While the cost of living is still rising by more than 7 percent, the central bank sa id there is space — “albeit limited” — to spur expansion as it cut the inflation forecast.
“Easing inflation and a better fiscal situation are creating space to cut rates,” Axis Bank Ltd economist Saugata Bhattacharya said in Mumbai. “The central bank will be cautious in further easing due to concerns over elevated inflation, high current account and fiscal deficits.”
The yield on the 8.15 percent government bond due in June 2022 fell three basis points after the rate decision. It was 7.87 percent at 11:24am in Mumbai, compared with 7.90 percent earlier and little changed from Monday. The BSE India Sensitive Index rose 0.4 percent, while the rupee gained 0.5 percent to 53.66 per US dollar.
The rupee has strengthened more than 1 percent against the US dollar since the middle of September last year, when Indian Prime Minister Manmohan Singh began a policy overhaul to contain subsidies, lure foreign investment and speed up infrastructure projects.
“There is an increasing likelihood of inflation remaining range-bound around current levels going into 2013 to 2014,” the central bank said. “This provides space — albeit limited — for monetary policy to give greater emphasis to growth risks.”
The central bank added that the policy guidance will be “conditioned by the evolving growth-inflation dynamic and the management of risks from twin deficits.”
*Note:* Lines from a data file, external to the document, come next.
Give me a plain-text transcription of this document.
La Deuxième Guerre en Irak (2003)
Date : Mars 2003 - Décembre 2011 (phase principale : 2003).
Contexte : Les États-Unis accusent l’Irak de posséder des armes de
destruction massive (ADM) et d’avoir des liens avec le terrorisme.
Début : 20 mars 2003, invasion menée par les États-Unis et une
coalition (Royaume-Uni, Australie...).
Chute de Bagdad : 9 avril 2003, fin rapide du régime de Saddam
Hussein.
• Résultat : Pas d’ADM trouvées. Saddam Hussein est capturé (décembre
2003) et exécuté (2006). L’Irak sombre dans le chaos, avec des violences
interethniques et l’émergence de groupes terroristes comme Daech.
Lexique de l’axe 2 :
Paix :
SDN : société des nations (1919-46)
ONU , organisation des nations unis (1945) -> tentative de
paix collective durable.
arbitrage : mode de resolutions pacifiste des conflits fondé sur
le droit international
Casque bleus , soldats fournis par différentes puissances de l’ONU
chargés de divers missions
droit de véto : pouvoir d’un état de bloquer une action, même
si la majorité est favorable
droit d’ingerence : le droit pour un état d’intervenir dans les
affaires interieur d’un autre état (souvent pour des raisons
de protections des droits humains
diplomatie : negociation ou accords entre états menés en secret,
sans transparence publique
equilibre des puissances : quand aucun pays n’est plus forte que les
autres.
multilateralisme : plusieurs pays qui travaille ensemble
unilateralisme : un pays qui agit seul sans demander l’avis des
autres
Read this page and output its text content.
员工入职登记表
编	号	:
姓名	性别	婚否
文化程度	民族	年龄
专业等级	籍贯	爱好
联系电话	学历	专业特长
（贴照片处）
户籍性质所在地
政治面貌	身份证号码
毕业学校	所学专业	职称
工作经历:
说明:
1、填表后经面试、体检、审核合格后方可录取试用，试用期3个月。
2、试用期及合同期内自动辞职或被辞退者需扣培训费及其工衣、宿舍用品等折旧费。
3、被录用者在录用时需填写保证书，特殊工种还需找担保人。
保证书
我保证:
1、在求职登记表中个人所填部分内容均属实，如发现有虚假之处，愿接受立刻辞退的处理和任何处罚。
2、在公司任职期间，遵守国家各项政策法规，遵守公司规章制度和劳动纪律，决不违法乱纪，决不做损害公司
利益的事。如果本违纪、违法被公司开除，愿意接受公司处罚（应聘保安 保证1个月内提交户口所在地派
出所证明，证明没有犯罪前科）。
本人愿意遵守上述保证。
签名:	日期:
India’s economy will expand 5.5 percent in the year through March, less than an earlier estimate of 5.8 percent, the central bank said. The prediction for wholesale price inflation was cut to 6.8 percent from 7.5 percent.
Five of 28 analysts in a Bloomberg survey predicted the reserve ratio cut — the fifth since last year — with the rest seeing no change.
“High inflation, a volatile exchange rate and commodity prices pose huge macroeconomic risks,” Bank of Baroda economist Rupa Rege Nitsure said in Mumbai.
India partially freed diesel prices from state control on Jan. 17 to curb fuel subsidies, in line with recent policy steps. A rise of 0.45 rupees a liter every month until March next year will add about 64 basis points to inflation and lower the budget gap by 14 basis points, Nomura Holdings Inc said.